Nero fiddled as Rome burned. Looking back over the last seven years, at so many critical junctures, or during the time just prior, George W. Bush has been on vacation. Sometimes, he went to Crawford and cleared brush, other times he never left the Oval Office. More often than not, when he has not been frozen like a deer caught in the headlights, he has been asleep at the wheel. Like the days and weeks leading up to September 11, 2001, when all the warning signs could not have been more clear, the slowdown in the U.S. economy, taking place over the last two or more years, went un-heeded by the President. Despite the steady drip, drip, drip of job losses, the falling dollar, the rising price of commodities, mortgage foreclosures, and erosion of consumer confidence, George W. Bush stood by, in perfect Herbert Hoover fashion, and let the almighty "market forces" work their magic, all the while in stark denial that an economic recession is well underway.

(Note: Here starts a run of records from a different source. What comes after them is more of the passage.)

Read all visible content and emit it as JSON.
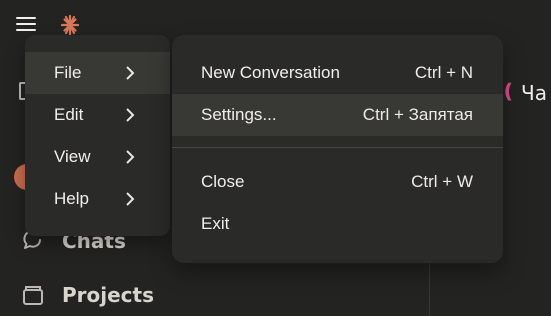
{
  "app": {
    "window_title_partial": "Ча"
  },
  "topbar": {
    "menu_icon": "hamburger-icon",
    "logo_icon": "claude-logo-icon"
  },
  "sidebar": {
    "items": [
      {
        "label": "Chats",
        "icon": "chats-icon"
      },
      {
        "label": "Projects",
        "icon": "projects-icon"
      }
    ]
  },
  "menu": {
    "items": [
      {
        "label": "File",
        "active": true
      },
      {
        "label": "Edit",
        "active": false
      },
      {
        "label": "View",
        "active": false
      },
      {
        "label": "Help",
        "active": false
      }
    ]
  },
  "file_submenu": {
    "items": [
      {
        "label": "New Conversation",
        "shortcut": "Ctrl + N"
      },
      {
        "label": "Settings...",
        "shortcut": "Ctrl + Запятая"
      },
      {
        "label": "Close",
        "shortcut": "Ctrl + W"
      },
      {
        "label": "Exit",
        "shortcut": ""
      }
    ]
  },
  "colors": {
    "background": "#232322",
    "menu_background": "#2a2a29",
    "menu_active": "#383835",
    "avatar": "#c96d4d",
    "logo_accent": "#d97757",
    "title_icon_accent": "#e24a8a"
  }
}
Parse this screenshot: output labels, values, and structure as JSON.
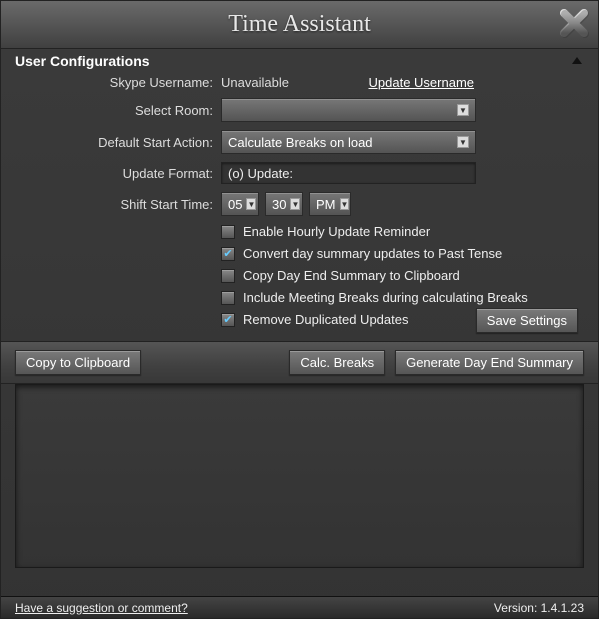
{
  "window": {
    "title": "Time Assistant"
  },
  "section": {
    "header": "User Configurations"
  },
  "labels": {
    "skype": "Skype Username:",
    "room": "Select Room:",
    "default_action": "Default Start Action:",
    "update_format": "Update Format:",
    "shift_start": "Shift Start Time:"
  },
  "values": {
    "skype_username": "Unavailable",
    "update_username_link": "Update Username",
    "select_room": "",
    "default_action": "Calculate Breaks on load",
    "update_format": "(o) Update:",
    "shift_hour": "05",
    "shift_minute": "30",
    "shift_ampm": "PM"
  },
  "checks": {
    "enable_hourly": {
      "label": "Enable Hourly Update Reminder",
      "checked": false
    },
    "past_tense": {
      "label": "Convert day summary updates to Past Tense",
      "checked": true
    },
    "copy_day_end": {
      "label": "Copy Day End Summary to Clipboard",
      "checked": false
    },
    "include_meeting": {
      "label": "Include Meeting Breaks during calculating Breaks",
      "checked": false
    },
    "remove_dup": {
      "label": "Remove Duplicated Updates",
      "checked": true
    }
  },
  "buttons": {
    "save": "Save Settings",
    "copy_clipboard": "Copy to Clipboard",
    "calc_breaks": "Calc. Breaks",
    "gen_summary": "Generate Day End Summary"
  },
  "footer": {
    "suggestion": "Have a suggestion or comment?",
    "version": "Version: 1.4.1.23"
  },
  "colors": {
    "accent_check": "#6cf"
  }
}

Can it be long before we see "Hoovervilles" popping up all over the country, or endless soup lines in U.S. cities? Wait – we already have that. The rapidly shrinking purchasing power of Americans, coupled with wage stagnation, has become a greater threat to this society than any terrorist threat, real, or imagined. Where is the war on the weak economy? An anemic stimulus package was hastily pushed through congress under constant veto threat should the Democrats attempt to add any meaningful amendments like extension of unemployment compensation or expansion of the food stamp program. All the while, the President has demanded that his tax cuts, which have done little, if anything, to stimulate sustainable economic growth, be made permanent. Not surprisingly, we get more rhetoric, á la Herbert Hoover when we should be getting leadership.
George W. Bush has turned out to be a modern-day Forrest Gump, in the wrong place at the wrong time. George W. Bush at the helm of the Exxon Valdez. George W. Bush lighting a cigar on the Hindenburg. Where will it end?
After the Herbert Hoover presidency, we needed an FDR. In 2008, the last thing we need is a John McCain.